Wings was the little comedy that could. The darn thing ruled USA Network for a time in syndicated reruns too. Though Thomas Hayden Church is gone as dimwitted Lowell, there’s still the brother axis of Tim Daly and Steven Weber, cutesy girl-next-door Crystal Bernard, the terrific Amy Yasbeck and a pre-monk Tony Shalub. If the show launched now, I wonder how it would do… Would it end up as a USA original comedy rather than NBC? After all, the characters are welcome, and Wings — still managing to be about small airline operations on a little island — was all about characters and some sweetly amusing comedy, plus some story arcs that generally tie up well in this final season run.

Wyatt Earp
Complete First Season
Falcon
(April 21st)

“Wyatt Earp, Wyatt Earp, brave, courageous and bold.
Long live his fame and long live his glory
And long may his story be told.”

Y’know, TV westerns of the ’50s and ’60s had some of the greatest theme songs, and Wyatt Earp was one of them. Starring Hugh O’Brien in the title role, the series gets the right treatment here, collecting the first season’s episodes from 1955-56 (the show ran through 1961). The show plays fast and loose with the historical details (eventually getting to Tombstone, Arizona a few years down the road). But its TV-western-fun-drama-time here in compact 30-minute episodes.

Hawaii Five-O
Sixth Season
Paramount
(April 21st)

By its sixth season, the crime drama adventures of Steve McGarret (Jack Lord) and his special law enforcement team, which included James McArthur as Dan (as in “Book ‘em Dan-o”) was beginning to wear a bit and run out of tales, but still had its moments, found here in this collection.
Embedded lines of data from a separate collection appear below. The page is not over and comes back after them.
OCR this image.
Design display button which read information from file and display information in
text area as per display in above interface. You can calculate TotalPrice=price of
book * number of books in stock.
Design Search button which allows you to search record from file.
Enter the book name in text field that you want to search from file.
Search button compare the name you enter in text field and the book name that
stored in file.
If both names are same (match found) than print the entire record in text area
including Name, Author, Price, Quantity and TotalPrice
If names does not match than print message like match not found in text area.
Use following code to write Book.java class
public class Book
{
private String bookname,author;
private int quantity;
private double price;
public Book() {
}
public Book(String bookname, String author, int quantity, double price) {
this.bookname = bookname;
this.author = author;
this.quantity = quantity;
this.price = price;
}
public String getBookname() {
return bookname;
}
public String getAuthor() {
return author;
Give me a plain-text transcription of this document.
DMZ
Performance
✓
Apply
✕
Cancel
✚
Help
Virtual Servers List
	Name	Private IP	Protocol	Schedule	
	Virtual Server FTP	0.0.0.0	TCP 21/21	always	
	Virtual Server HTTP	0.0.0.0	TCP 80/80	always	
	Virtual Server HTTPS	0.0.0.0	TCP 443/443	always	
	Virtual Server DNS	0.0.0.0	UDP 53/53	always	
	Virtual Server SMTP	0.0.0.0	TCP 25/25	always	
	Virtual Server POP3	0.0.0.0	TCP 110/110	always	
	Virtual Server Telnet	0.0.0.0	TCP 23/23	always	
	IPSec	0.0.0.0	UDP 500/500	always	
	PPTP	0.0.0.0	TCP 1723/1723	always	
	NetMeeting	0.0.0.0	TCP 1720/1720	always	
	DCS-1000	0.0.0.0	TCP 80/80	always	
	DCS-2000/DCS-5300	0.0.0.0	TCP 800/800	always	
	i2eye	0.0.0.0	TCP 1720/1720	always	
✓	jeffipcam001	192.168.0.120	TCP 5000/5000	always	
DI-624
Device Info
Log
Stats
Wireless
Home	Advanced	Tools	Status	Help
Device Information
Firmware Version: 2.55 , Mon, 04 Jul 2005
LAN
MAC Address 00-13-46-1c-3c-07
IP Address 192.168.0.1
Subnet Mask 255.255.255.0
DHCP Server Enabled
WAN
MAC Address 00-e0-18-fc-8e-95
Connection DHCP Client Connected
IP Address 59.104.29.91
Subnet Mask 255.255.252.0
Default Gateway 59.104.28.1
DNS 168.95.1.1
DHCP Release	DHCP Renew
But the “trouble in paradise” themes still work overall, and some of the best episodes here include “Hookman,” the great con game tale “One Born Every Minute,” and lighter, humorous season-ender, “30,000 Rooms and I Have the Key.” The set features 24 shows on six discs, quite an array of guest-stars who are the who’s-who from the era and, of course, that amazing instrumental theme song.